Cyriaque Didier Kouma, SG de la CNAMGS et des inspecteurs du travail ce mardi 13 mars 2018 © D.R

Conformément à la législation en vigueur en République gabonaise, la Caisse nationale d’Assurance maladie et de garantie sociale (CNAMGS), a lancé depuis quelques semaines, le processus de renouvellement des délégués de son personnel. Dans un soucis de transparence et de crédibiliser l’ensemble du processus, ce scrutin sera suivi par des inspecteurs du travail.

Pour s’assurer du bon déroulement de cette élection, le secrétaire général de la CNAMGS, Cyriaque Didier Kouma, assurera la supervision de la Commission électorale. C’est ce dernier, qui a d’ailleurs décidé d’accorder le bénéfice du doute aux différents candidats, en retirant le casier judiciaire dans le liste des pièces à fournir.

Toutefois, après l’élection, les éventuels plaignants auront la possibilité d’apporter la preuve de la non-conformité de certaines pièces et/ou du déroulement du scrutin. «Tout employé de la CNAMGS peut être à la fois électeur et/ou candidat, qu’il soit syndiqué ou non, à condition de remplir certains critères exigibles. Pour être électeur, il faut avoir au moins 6 mois d’ancienneté et le candidat doit avoir totalisé 12 mois de boîte sans discontinue», a précisé la Commission électorale.

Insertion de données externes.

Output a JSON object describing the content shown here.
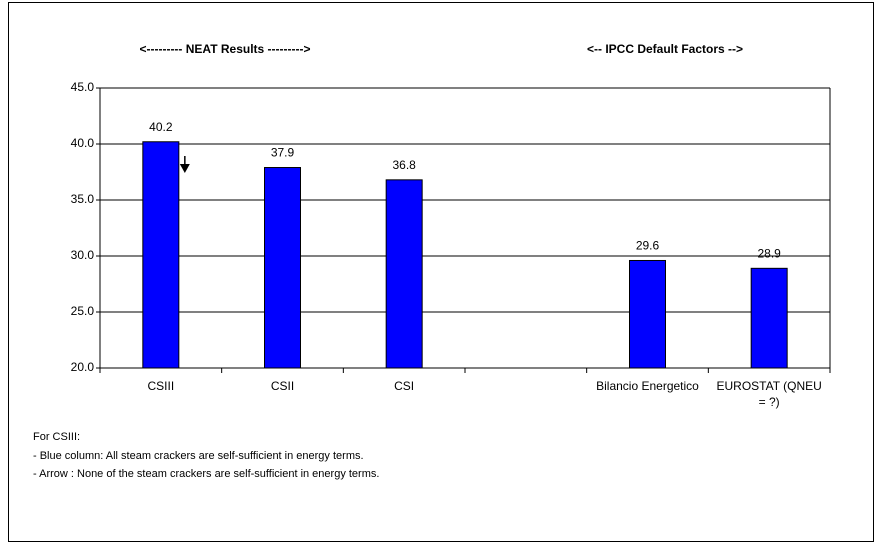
{
  "chart_data": {
    "type": "bar",
    "annotations": [
      "<--------- NEAT Results --------->",
      "<-- IPCC Default Factors -->"
    ],
    "categories": [
      "CSIII",
      "CSII",
      "CSI",
      null,
      "Bilancio Energetico",
      "EUROSTAT (QNEU = ?)"
    ],
    "values": [
      40.2,
      37.9,
      36.8,
      null,
      29.6,
      28.9
    ],
    "color": "#0000ff",
    "ylim": [
      20,
      45
    ],
    "yticks": [
      {
        "value": 20,
        "label": "20.0"
      },
      {
        "value": 25,
        "label": "25.0"
      },
      {
        "value": 30,
        "label": "30.0"
      },
      {
        "value": 35,
        "label": "35.0"
      },
      {
        "value": 40,
        "label": "40.0"
      },
      {
        "value": 45,
        "label": "45.0"
      }
    ],
    "grid": true,
    "notes": [
      "For CSIII:",
      "- Blue column:  All  steam crackers are self-sufficient in energy terms.",
      "- Arrow : None of the steam crackers are self-sufficient in energy terms."
    ]
  }
}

Il faut préciser que contrairement aux éditions précédentes, cette élection se tient en application d’un cadre juridique. La mise en place d’une commission électorale est conforme à la volonté des deux syndicats existant (SYN et SYNA). Ceci matérialisée par une décision du directeur général, Renaud Allogho Akoue  portant organisation et fonctionnement de la commission d’organisation des élections des délégués du personnel de la CNAMGS.

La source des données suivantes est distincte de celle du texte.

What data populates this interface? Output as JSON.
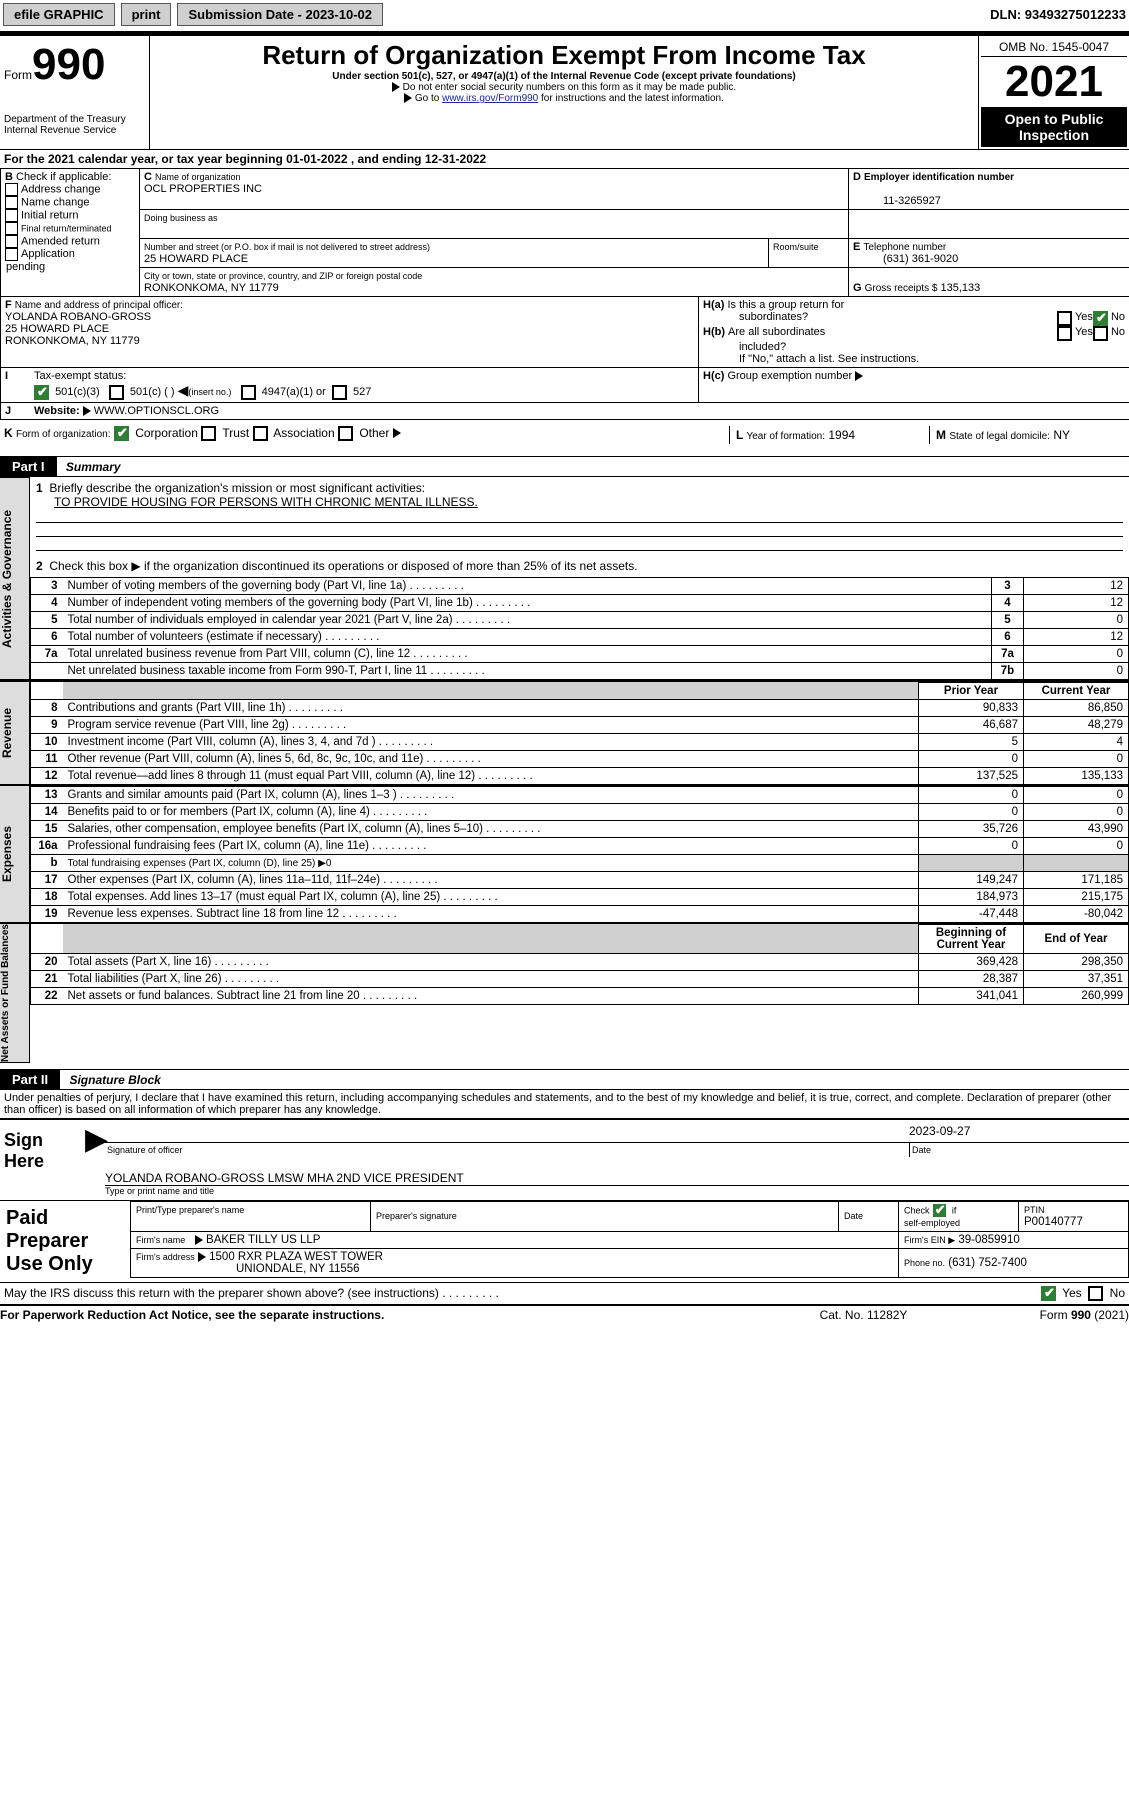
{
  "topbar": {
    "efile": "efile GRAPHIC",
    "print": "print",
    "subLabel": "Submission Date - 2023-10-02",
    "dln": "DLN: 93493275012233"
  },
  "header": {
    "formWord": "Form",
    "formNum": "990",
    "dept": "Department of the Treasury",
    "irs": "Internal Revenue Service",
    "title": "Return of Organization Exempt From Income Tax",
    "sub": "Under section 501(c), 527, or 4947(a)(1) of the Internal Revenue Code (except private foundations)",
    "line2": "Do not enter social security numbers on this form as it may be made public.",
    "line3a": "Go to ",
    "line3link": "www.irs.gov/Form990",
    "line3b": " for instructions and the latest information.",
    "omb": "OMB No. 1545-0047",
    "year": "2021",
    "band": "Open to Public Inspection"
  },
  "A": "For the 2021 calendar year, or tax year beginning 01-01-2022   , and ending 12-31-2022",
  "B": {
    "label": "Check if applicable:",
    "c1": "Address change",
    "c2": "Name change",
    "c3": "Initial return",
    "c4": "Final return/terminated",
    "c5": "Amended return",
    "c6a": "Application",
    "c6b": "pending"
  },
  "C": {
    "nameLbl": "Name of organization",
    "name": "OCL PROPERTIES INC",
    "dbaLbl": "Doing business as",
    "addrLbl": "Number and street (or P.O. box if mail is not delivered to street address)",
    "roomLbl": "Room/suite",
    "addr": "25 HOWARD PLACE",
    "cityLbl": "City or town, state or province, country, and ZIP or foreign postal code",
    "city": "RONKONKOMA, NY  11779"
  },
  "D": {
    "lbl": "Employer identification number",
    "val": "11-3265927"
  },
  "E": {
    "lbl": "Telephone number",
    "val": "(631) 361-9020"
  },
  "G": {
    "lbl": "Gross receipts $",
    "val": "135,133"
  },
  "F": {
    "lbl": "Name and address of principal officer:",
    "name": "YOLANDA ROBANO-GROSS",
    "addr": "25 HOWARD PLACE",
    "city": "RONKONKOMA, NY  11779"
  },
  "H": {
    "aLbl": "Is this a group return for",
    "aLbl2": "subordinates?",
    "bLbl": "Are all subordinates",
    "bLbl2": "included?",
    "note": "If \"No,\" attach a list. See instructions.",
    "cLbl": "Group exemption number",
    "yes": "Yes",
    "no": "No"
  },
  "I": {
    "lbl": "Tax-exempt status:",
    "o1": "501(c)(3)",
    "o2a": "501(c) ( )",
    "o2b": "(insert no.)",
    "o3": "4947(a)(1) or",
    "o4": "527"
  },
  "J": {
    "lbl": "Website:",
    "val": "WWW.OPTIONSCL.ORG"
  },
  "K": {
    "lbl": "Form of organization:",
    "o1": "Corporation",
    "o2": "Trust",
    "o3": "Association",
    "o4": "Other"
  },
  "L": {
    "lbl": "Year of formation:",
    "val": "1994"
  },
  "M": {
    "lbl": "State of legal domicile:",
    "val": "NY"
  },
  "part1": {
    "lbl": "Part I",
    "title": "Summary",
    "q1": "Briefly describe the organization's mission or most significant activities:",
    "q1v": "TO PROVIDE HOUSING FOR PERSONS WITH CHRONIC MENTAL ILLNESS.",
    "q2": "Check this box  ▶       if the organization discontinued its operations or disposed of more than 25% of its net assets.",
    "rows_gov": [
      {
        "n": "3",
        "d": "Number of voting members of the governing body (Part VI, line 1a)",
        "k": "3",
        "v": "12"
      },
      {
        "n": "4",
        "d": "Number of independent voting members of the governing body (Part VI, line 1b)",
        "k": "4",
        "v": "12"
      },
      {
        "n": "5",
        "d": "Total number of individuals employed in calendar year 2021 (Part V, line 2a)",
        "k": "5",
        "v": "0"
      },
      {
        "n": "6",
        "d": "Total number of volunteers (estimate if necessary)",
        "k": "6",
        "v": "12"
      },
      {
        "n": "7a",
        "d": "Total unrelated business revenue from Part VIII, column (C), line 12",
        "k": "7a",
        "v": "0"
      },
      {
        "n": "",
        "d": "Net unrelated business taxable income from Form 990-T, Part I, line 11",
        "k": "7b",
        "v": "0"
      }
    ],
    "hdr_py": "Prior Year",
    "hdr_cy": "Current Year",
    "rows_rev": [
      {
        "n": "8",
        "d": "Contributions and grants (Part VIII, line 1h)",
        "py": "90,833",
        "cy": "86,850"
      },
      {
        "n": "9",
        "d": "Program service revenue (Part VIII, line 2g)",
        "py": "46,687",
        "cy": "48,279"
      },
      {
        "n": "10",
        "d": "Investment income (Part VIII, column (A), lines 3, 4, and 7d )",
        "py": "5",
        "cy": "4"
      },
      {
        "n": "11",
        "d": "Other revenue (Part VIII, column (A), lines 5, 6d, 8c, 9c, 10c, and 11e)",
        "py": "0",
        "cy": "0"
      },
      {
        "n": "12",
        "d": "Total revenue—add lines 8 through 11 (must equal Part VIII, column (A), line 12)",
        "py": "137,525",
        "cy": "135,133"
      }
    ],
    "rows_exp": [
      {
        "n": "13",
        "d": "Grants and similar amounts paid (Part IX, column (A), lines 1–3 )",
        "py": "0",
        "cy": "0"
      },
      {
        "n": "14",
        "d": "Benefits paid to or for members (Part IX, column (A), line 4)",
        "py": "0",
        "cy": "0"
      },
      {
        "n": "15",
        "d": "Salaries, other compensation, employee benefits (Part IX, column (A), lines 5–10)",
        "py": "35,726",
        "cy": "43,990"
      },
      {
        "n": "16a",
        "d": "Professional fundraising fees (Part IX, column (A), line 11e)",
        "py": "0",
        "cy": "0"
      },
      {
        "n": "b",
        "d": "Total fundraising expenses (Part IX, column (D), line 25) ▶0",
        "shade": true
      },
      {
        "n": "17",
        "d": "Other expenses (Part IX, column (A), lines 11a–11d, 11f–24e)",
        "py": "149,247",
        "cy": "171,185"
      },
      {
        "n": "18",
        "d": "Total expenses. Add lines 13–17 (must equal Part IX, column (A), line 25)",
        "py": "184,973",
        "cy": "215,175"
      },
      {
        "n": "19",
        "d": "Revenue less expenses. Subtract line 18 from line 12",
        "py": "-47,448",
        "cy": "-80,042"
      }
    ],
    "hdr_bcy": "Beginning of Current Year",
    "hdr_eoy": "End of Year",
    "rows_na": [
      {
        "n": "20",
        "d": "Total assets (Part X, line 16)",
        "py": "369,428",
        "cy": "298,350"
      },
      {
        "n": "21",
        "d": "Total liabilities (Part X, line 26)",
        "py": "28,387",
        "cy": "37,351"
      },
      {
        "n": "22",
        "d": "Net assets or fund balances. Subtract line 21 from line 20",
        "py": "341,041",
        "cy": "260,999"
      }
    ]
  },
  "tabs": {
    "gov": "Activities & Governance",
    "rev": "Revenue",
    "exp": "Expenses",
    "na": "Net Assets or Fund Balances"
  },
  "part2": {
    "lbl": "Part II",
    "title": "Signature Block",
    "decl": "Under penalties of perjury, I declare that I have examined this return, including accompanying schedules and statements, and to the best of my knowledge and belief, it is true, correct, and complete. Declaration of preparer (other than officer) is based on all information of which preparer has any knowledge."
  },
  "sign": {
    "lbl": "Sign Here",
    "sigLbl": "Signature of officer",
    "dateLbl": "Date",
    "date": "2023-09-27",
    "name": "YOLANDA ROBANO-GROSS LMSW MHA  2ND VICE PRESIDENT",
    "nameLbl": "Type or print name and title"
  },
  "prep": {
    "lbl1": "Paid",
    "lbl2": "Preparer",
    "lbl3": "Use Only",
    "c1": "Print/Type preparer's name",
    "c2": "Preparer's signature",
    "c3": "Date",
    "c4a": "Check",
    "c4b": "if",
    "c4c": "self-employed",
    "c5": "PTIN",
    "c5v": "P00140777",
    "firmLbl": "Firm's name",
    "firm": "BAKER TILLY US LLP",
    "einLbl": "Firm's EIN ▶",
    "ein": "39-0859910",
    "addrLbl": "Firm's address",
    "addr1": "1500 RXR PLAZA WEST TOWER",
    "addr2": "UNIONDALE, NY  11556",
    "phoneLbl": "Phone no.",
    "phone": "(631) 752-7400",
    "discuss": "May the IRS discuss this return with the preparer shown above? (see instructions)"
  },
  "footer": {
    "left": "For Paperwork Reduction Act Notice, see the separate instructions.",
    "mid": "Cat. No. 11282Y",
    "right": "Form 990 (2021)"
  }
}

Par ailleurs, il faut noter qu’auparavant l’élection ne disposait pas d’un cadre réglementaire adéquat. Ce scrutin aura donc le mérite de respecter le quota imposable par la loi, c’est-à-dire 10 délégués pour l’entreprise, en fonction de l’effectif. Le premier chronogramme qui avait été établi non seulement ne tenait pas compte de l’existence de deux syndicats, mais aussi ne prévoyait pas l’intervention des inspecteurs du travail à toutes les étapes du processus.